Data Distribution in Power Platform

The below is an extract from our recent whitepaper, Power Platform in a Modern Data Architecture, which takes on the question of how Power Platform integrates with Azure data services including Microsoft Fabric, outlining five patterns that organizations ought to mix and match to extract Power Platform’s greatest value. This blog post overviews the evolved Data Distribution pattern. Enjoy.

Data Distribution

Point-to-Point, Data Consolidation, Master Data Node, and Data Distribution evolve a similar theme. Specifically, each focuses primarily on transactional data, defined here as data that an application or other workload transacts—creates, reads, updates, or deletes—during any given users interaction with it. Examples are infinite, but let’s consider four quickies:​

  • A safety inspector is completing an inspection of a train in an app hydrated with data such as the type of train, stations, and data concerning the specific inspection itself;​

  • Law firm staff are managing case files in an app hydrated with data such as the case or matter data, parties involved, co-counsel filing deadlines, and a document library;​

  • Doctors, nurses, medical technicians, and administrators are managing patient records in an app hydrated with a specific patients' vital data, medical chart, prescriptions, and test results;​

  • Military personnel managers track basic personnel data, training achievements and requirements, awards, and assignments for the personnel for whom they are responsible… of course, using an app hydrated with this personnel data sourced from multiple databases.​

“Data Distribution” is different, focusing less on transactional data and more on data distributed for analytics, enterprise search, integration with third-party or external sources via API, data science workloads, or training or augmenting a large language model (LLM). ​

To be clear, (a) our previous four patterns support some of these workloads to varying extents, and (b) Data Distribution patterns also facilitate transactional data in a highly scalable way.
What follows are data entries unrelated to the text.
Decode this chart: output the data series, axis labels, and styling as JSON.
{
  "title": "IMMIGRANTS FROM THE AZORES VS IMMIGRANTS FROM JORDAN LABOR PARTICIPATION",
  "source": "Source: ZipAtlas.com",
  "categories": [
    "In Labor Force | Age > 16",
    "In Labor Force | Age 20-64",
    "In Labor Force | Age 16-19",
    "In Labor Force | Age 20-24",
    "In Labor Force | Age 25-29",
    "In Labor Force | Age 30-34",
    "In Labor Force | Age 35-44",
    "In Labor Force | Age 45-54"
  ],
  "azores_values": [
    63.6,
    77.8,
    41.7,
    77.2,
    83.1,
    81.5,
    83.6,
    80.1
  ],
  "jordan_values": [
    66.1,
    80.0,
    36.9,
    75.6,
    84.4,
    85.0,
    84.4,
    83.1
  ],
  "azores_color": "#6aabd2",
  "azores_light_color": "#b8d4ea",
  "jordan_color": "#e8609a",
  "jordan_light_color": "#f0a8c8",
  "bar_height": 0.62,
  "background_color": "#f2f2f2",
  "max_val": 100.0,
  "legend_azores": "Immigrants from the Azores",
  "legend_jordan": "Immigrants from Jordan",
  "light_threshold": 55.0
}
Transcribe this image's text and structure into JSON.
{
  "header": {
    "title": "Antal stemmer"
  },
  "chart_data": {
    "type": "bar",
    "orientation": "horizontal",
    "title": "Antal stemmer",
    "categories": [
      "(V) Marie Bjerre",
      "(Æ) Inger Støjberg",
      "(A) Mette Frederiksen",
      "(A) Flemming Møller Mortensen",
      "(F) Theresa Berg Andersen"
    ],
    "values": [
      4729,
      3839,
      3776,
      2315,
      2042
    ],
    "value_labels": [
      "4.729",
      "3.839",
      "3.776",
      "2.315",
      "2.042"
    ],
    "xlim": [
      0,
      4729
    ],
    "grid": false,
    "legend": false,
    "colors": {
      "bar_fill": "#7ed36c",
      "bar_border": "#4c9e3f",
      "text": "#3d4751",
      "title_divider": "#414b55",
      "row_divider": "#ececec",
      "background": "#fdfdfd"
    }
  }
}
Let’s make this real by reconsidering each of our transactional data scenarios above, but this time through the lens of Data Distribution:​

  • Train, track, and platform maintenance data is securely shared between the operator of the equipment and the third-party owner(s) of the physical infrastructure—tracks and platforms—upon which the trains operate;​

  • Data pertaining to clients at that same law firm informs an AI-infused workload that combines this with knowledge of upcoming changes to laws and regulations across industries and geographies in order to offer proactive insights to clients and lawyers as to future impacts to a particular clients’ business;​

  • Historical data concerning medical visits, conditions, tests, vaccinations, etc. is used predictively to better calibrate staff ROTAs or the availability of tests and medications;​

  • Military personnel data is used to understand which personnel or units are deployed at, below, or over capacity, and to find the “right person for the job” based on combinations of rank, competencies, and experience.​

Notice how we’ve moved from using the data in a transaction performed within the “app” to extracting downstream value from the data itself?​

Essentially the most sophisticated and seamless integration of Power Platform to the modern data platform, Data Distribution plugs Power Platform into what in ecosystem-oriented architecture we call a “Data Distribution Neighborhood”, making that data available for a wide range of repurposing and value extraction. Here we are dealing primarily with making data in Power Platform available for value extraction alongside data that might exist in any other technology (e.g., third party data services, Cosmos DB, Azure SQL, etc.) deployed within your cloud ecosystem.

Reference architecture for a typical “data distribution” scenario, where the key objective is to flexibly “distribute” data to downstream uses such as analytics or AI.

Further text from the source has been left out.